Ross May, executive director of strategic planning, data and process, called it the connective fabric for the plan and Lorain Schools’ teachers, principals and administrators.
They will join in a new, diverse and well-rounded district leadership team, he said. Graham added the team will know what’s going
on at the ground level, while leading with grace and love, two tenets of Lorain Schools’ reopening plan for the novel coronavirus pandemic.
Chairman reacts
“The team has done a really good job honoring what has been done in the past and building off of that and making a new or enhanced strategic plan moving forward, post COVID and dealing with COVID still,” Sampson said, speaking to The Morning Journal. “So the strategic plan is really going to be critical.”
Sampson said he loves balancing the strategic plan with the culture that the school leaders want to build and expect in Lorain.

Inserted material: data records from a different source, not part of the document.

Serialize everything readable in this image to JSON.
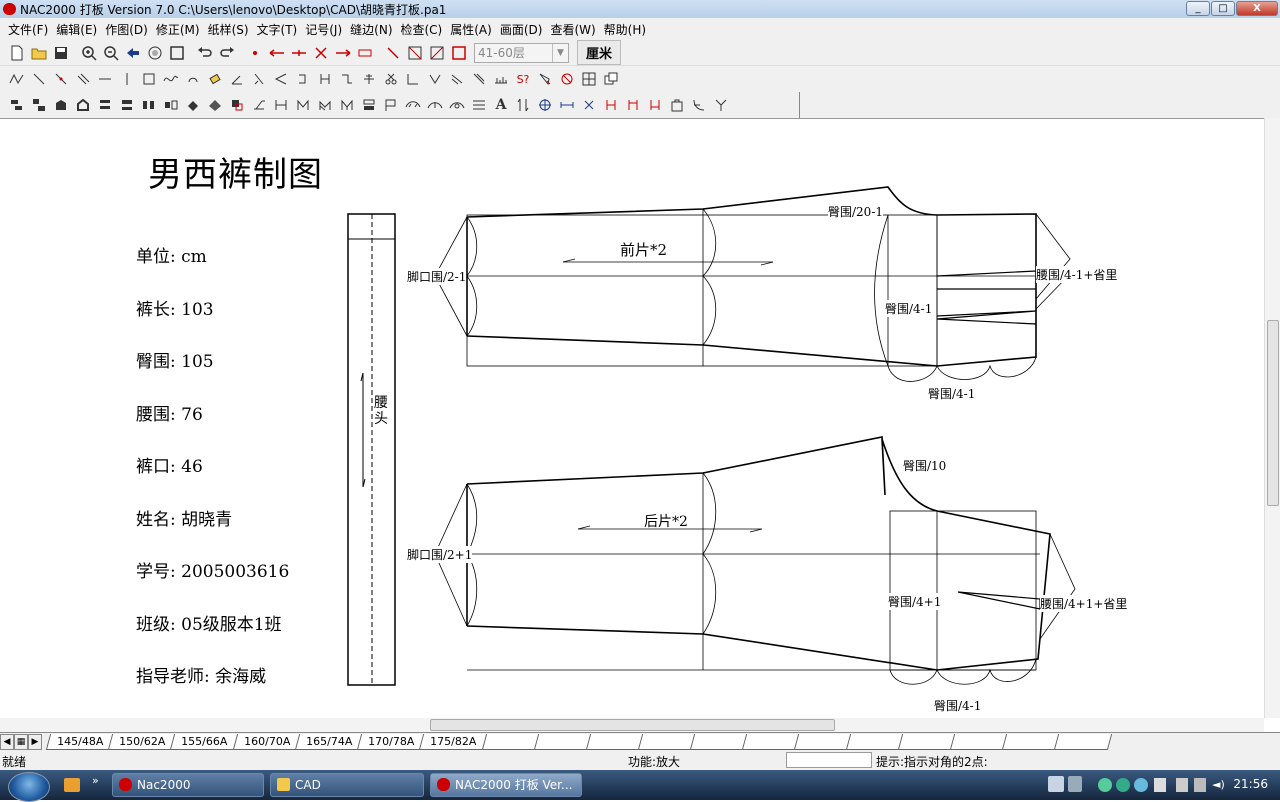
{
  "window": {
    "title": "NAC2000 打板 Version 7.0  C:\\Users\\lenovo\\Desktop\\CAD\\胡晓青打板.pa1",
    "controls": [
      "_",
      "□",
      "X"
    ]
  },
  "menu": [
    "文件(F)",
    "编辑(E)",
    "作图(D)",
    "修正(M)",
    "纸样(S)",
    "文字(T)",
    "记号(J)",
    "缝边(N)",
    "检查(C)",
    "属性(A)",
    "画面(D)",
    "查看(W)",
    "帮助(H)"
  ],
  "toolbar": {
    "layer_select": "41-60层",
    "unit_label": "厘米"
  },
  "drawing": {
    "title": "男西裤制图",
    "info": [
      "单位: cm",
      "裤长: 103",
      "臀围: 105",
      "腰围: 76",
      "裤口: 46",
      "姓名: 胡晓青",
      "学号: 2005003616",
      "班级: 05级服本1班",
      "指导老师: 余海威"
    ],
    "waistband_label": "腰头",
    "front": {
      "label": "前片*2",
      "hem": "脚口围/2-1",
      "hip_top": "臀围/20-1",
      "hip_mid": "臀围/4-1",
      "waist": "腰围/4-1+省里",
      "hip_bottom": "臀围/4-1"
    },
    "back": {
      "label": "后片*2",
      "hem": "脚口围/2+1",
      "crotch": "臀围/10",
      "hip_mid": "臀围/4+1",
      "waist": "腰围/4+1+省里",
      "hip_bottom": "臀围/4-1"
    }
  },
  "sheet_tabs": [
    "145/48A",
    "150/62A",
    "155/66A",
    "160/70A",
    "165/74A",
    "170/78A",
    "175/82A"
  ],
  "active_tab": "160/70A",
  "status": {
    "ready": "就绪",
    "function": "功能:放大",
    "hint": "提示:指示对角的2点:"
  },
  "taskbar": {
    "items": [
      "Nac2000",
      "CAD",
      "NAC2000 打板 Ver..."
    ],
    "clock": "21:56"
  }
}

That includes the student learning culture and support, balanced with Ohio’s continuous improvement plan required by the Ohio Department of Education.
“Finding a good balance at the local level as to how that happens, I think that’s
critical and it’s very well done by the team,” Sampson said.
The plan includes ways to measure improvement. It is not geared just for Lorain Schools as a district, but is a strategic plan implemented at the local, classroom and school level, Sampson said.
Schools will report on progress along the way, with options to individualize and personalize the plans for each building, Sampson said.
He said he is excited for Lorain Schools to use the plan as a working document. The plan is not meant to be presented for one night and then forgotten, Sampson said.
Colorful history
As a document, the plan’s graphic design was inspired by Crayola crayons. That company started with eight colors that never disappeared, but were blended to create new ones.
That reflects Lorain as a colorful community, said
Erin Graham, district director of communications and engagement .
The plan stated Lorain’s past colors its future. It referred to Superintendents Ed Branham and Tom Tucker, Graham in his first turn as superintendent, and CEO David Hardy Jr.
“The Lorain City School District has been through a lot,” the plan said. “In the last year alone, our schools have been led by three different administrations. Over the past nine years, our district has transitioned through five different strategic plans, in addition to a tide of educational legislation and altered mandates, assessments, grading systems and funding streams that have come with it.
“We not only recognize this history, but honor the contributions of the brilliant minds and hearts who have contributed to the development and advancement of our school district and strategic planning along the way — many of whom contributed to this plan today,” the plan said.